Après avoir reçu les représentants des syndicats agricoles le 23 janvier dernier, la commission des affaires économiques du Sénat continue ses auditions, afin de mesurer l’impact de la loi EGAlim votée en octobre dernier. Les représentants de l’industrie agroalimentaire étaient conviés à une table-ronde le 6 février 2019.

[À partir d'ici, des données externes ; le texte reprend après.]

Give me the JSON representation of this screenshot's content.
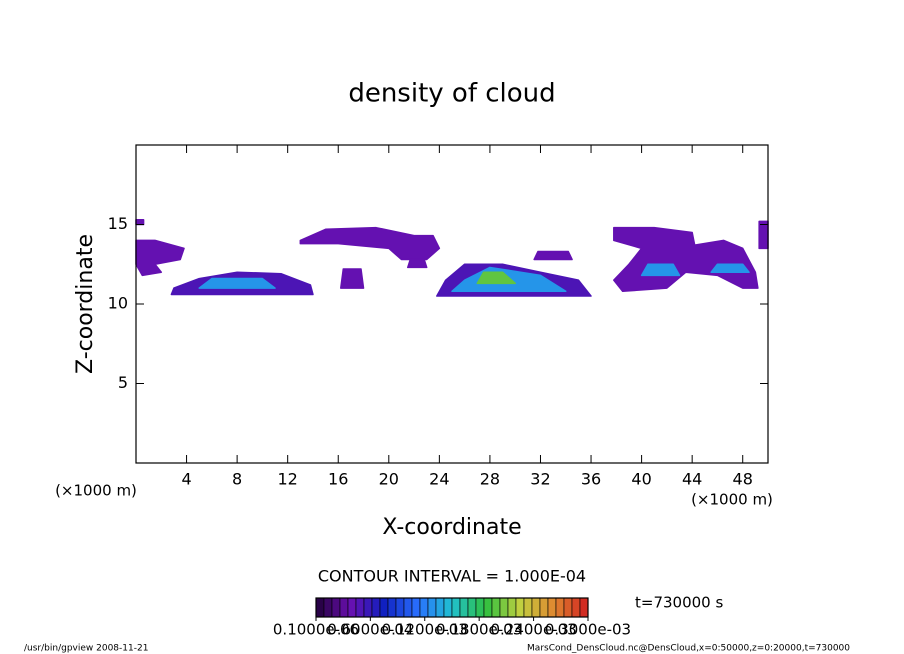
{
  "chart_data": {
    "type": "contour",
    "title": "density of cloud",
    "xlabel": "X-coordinate",
    "ylabel": "Z-coordinate",
    "xunit": "(×1000 m)",
    "yunit": "(×1000 m)",
    "xlim": [
      0,
      50
    ],
    "ylim": [
      0,
      20
    ],
    "xticks": [
      4,
      8,
      12,
      16,
      20,
      24,
      28,
      32,
      36,
      40,
      44,
      48
    ],
    "yticks": [
      5,
      10,
      15
    ],
    "contour_interval": "CONTOUR INTERVAL = 1.000E-04",
    "time": "t=730000 s",
    "footer_left": "/usr/bin/gpview   2008-11-21",
    "footer_right": "MarsCond_DensCloud.nc@DensCloud,x=0:50000,z=0:20000,t=730000",
    "colormap": [
      "#20003a",
      "#6a10b0",
      "#1020c0",
      "#2a70ff",
      "#20c0d0",
      "#30c040",
      "#c0d040",
      "#e08830",
      "#d02020"
    ],
    "colorbar": {
      "lim": [
        1e-07,
        0.0003
      ],
      "ticks": [
        {
          "value": 1e-07,
          "label": "0.1000e-06"
        },
        {
          "value": 6e-05,
          "label": "0.6000e-04"
        },
        {
          "value": 0.00012,
          "label": "0.1200e-03"
        },
        {
          "value": 0.00018,
          "label": "0.1800e-03"
        },
        {
          "value": 0.00024,
          "label": "0.2400e-03"
        },
        {
          "value": 0.0003,
          "label": "0.3000e-03"
        }
      ]
    },
    "regions": [
      {
        "x": [
          0,
          1.5,
          3.8,
          3.5,
          1.5,
          2,
          0.5,
          0
        ],
        "z": [
          14,
          14,
          13.5,
          12.8,
          12.5,
          12,
          11.8,
          12.5
        ],
        "value": 4e-05
      },
      {
        "x": [
          0,
          0.6,
          0.6,
          0
        ],
        "z": [
          15,
          15,
          15.3,
          15.3
        ],
        "value": 4e-05
      },
      {
        "x": [
          2.8,
          14,
          13.8,
          11.5,
          8,
          5,
          3
        ],
        "z": [
          10.6,
          10.6,
          11.2,
          11.9,
          12,
          11.6,
          11
        ],
        "value": 5e-05
      },
      {
        "x": [
          5,
          11,
          10,
          6
        ],
        "z": [
          11,
          11,
          11.6,
          11.6
        ],
        "value": 0.00013
      },
      {
        "x": [
          13,
          15,
          19,
          22,
          23.5,
          24,
          23,
          21,
          20,
          16,
          13
        ],
        "z": [
          14,
          14.7,
          14.8,
          14.3,
          14.3,
          13.5,
          12.8,
          12.8,
          13.5,
          13.8,
          13.8
        ],
        "value": 4e-05
      },
      {
        "x": [
          16.2,
          18,
          17.8,
          16.4
        ],
        "z": [
          11,
          11,
          12.2,
          12.2
        ],
        "value": 4e-05
      },
      {
        "x": [
          21.5,
          23,
          22.8,
          21.7
        ],
        "z": [
          12.3,
          12.3,
          12.8,
          12.8
        ],
        "value": 4e-05
      },
      {
        "x": [
          23.8,
          36,
          35,
          32,
          29,
          26,
          24.5
        ],
        "z": [
          10.5,
          10.5,
          11.5,
          12,
          12.5,
          12.5,
          11.5
        ],
        "value": 5e-05
      },
      {
        "x": [
          25,
          34,
          32,
          28,
          26
        ],
        "z": [
          10.8,
          10.8,
          11.8,
          12.3,
          11.5
        ],
        "value": 0.00013
      },
      {
        "x": [
          27,
          30,
          29,
          27.5
        ],
        "z": [
          11.3,
          11.3,
          12,
          12
        ],
        "value": 0.0002
      },
      {
        "x": [
          31.5,
          34.5,
          34.2,
          31.8
        ],
        "z": [
          12.8,
          12.8,
          13.3,
          13.3
        ],
        "value": 4e-05
      },
      {
        "x": [
          37.8,
          41,
          44,
          44.2,
          46.5,
          48,
          49,
          49.2,
          48,
          46,
          43.5,
          42,
          38.5,
          37.8,
          39,
          40,
          37.8
        ],
        "z": [
          14.8,
          14.8,
          14.5,
          13.7,
          14,
          13.5,
          12,
          11,
          11,
          11.8,
          12,
          11,
          10.8,
          11.5,
          12.5,
          13.5,
          14
        ],
        "value": 4e-05
      },
      {
        "x": [
          40,
          43,
          42.5,
          40.5
        ],
        "z": [
          11.8,
          11.8,
          12.5,
          12.5
        ],
        "value": 0.00013
      },
      {
        "x": [
          45.5,
          48.5,
          48,
          46
        ],
        "z": [
          12,
          12,
          12.5,
          12.5
        ],
        "value": 0.00013
      },
      {
        "x": [
          49.3,
          50,
          50,
          49.3
        ],
        "z": [
          13.5,
          13.5,
          15.2,
          15.2
        ],
        "value": 4e-05
      }
    ]
  }
}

« Le tarif ne doit pas être négociable »

Pour Dominique Amirault, président de la Fédération des entreprises et entrepreneurs de France, les mesures retenues par la loi EGAlim « ne sont pas les bonnes car on n’a pas attaqué les vraies raisons de la dégradation de la valeur des produits alimentaires. » Il regrette également la mise en place de l’encadrement des promotions sur les volumes. Les effets de la loi EGAlim ne sont pas ceux escomptés. Si la formation des prix inversés va, selon lui, dans le bon sens, le problème majeur pour les agriculteurs et industriels restent, dans de nombreux cas, de ne pas réussir à facturer leurs produits. « Le tarif ne doit pas être négociable. Ce sont les conditions de développement des courants d’affaires qui le sont. »

Marques de distributeur

L’une des mesures phares de la loi est l’augmentation de 10 % du seuil de revente à perte (SRP). Pour Dominique Chargé, président de Coop de France, ce mécanisme est « une rente de situation pour les distributeurs ». Il explique que les SRP concernent peu de produits qui utilisent de la matière première agricole et excluent les marques de distributeur (MDD). Ainsi, certaines enseignes ont déjà annoncé une baisse de prix de leurs produits MDD. Le contournement de la revalorisation des produits semble être en marche chez les distributeurs.

Contrôles renforcés

Ce constat est partagé par Richard Panquiault, directeur général de l’Institut de liaison et d’études des industries de consommation (Ilec). Il pointe du doigt les remises effectuées par les distributeurs aux consommateurs, via des crédits sur les cartes de fidélité afin de compenser la hausse de certains produits.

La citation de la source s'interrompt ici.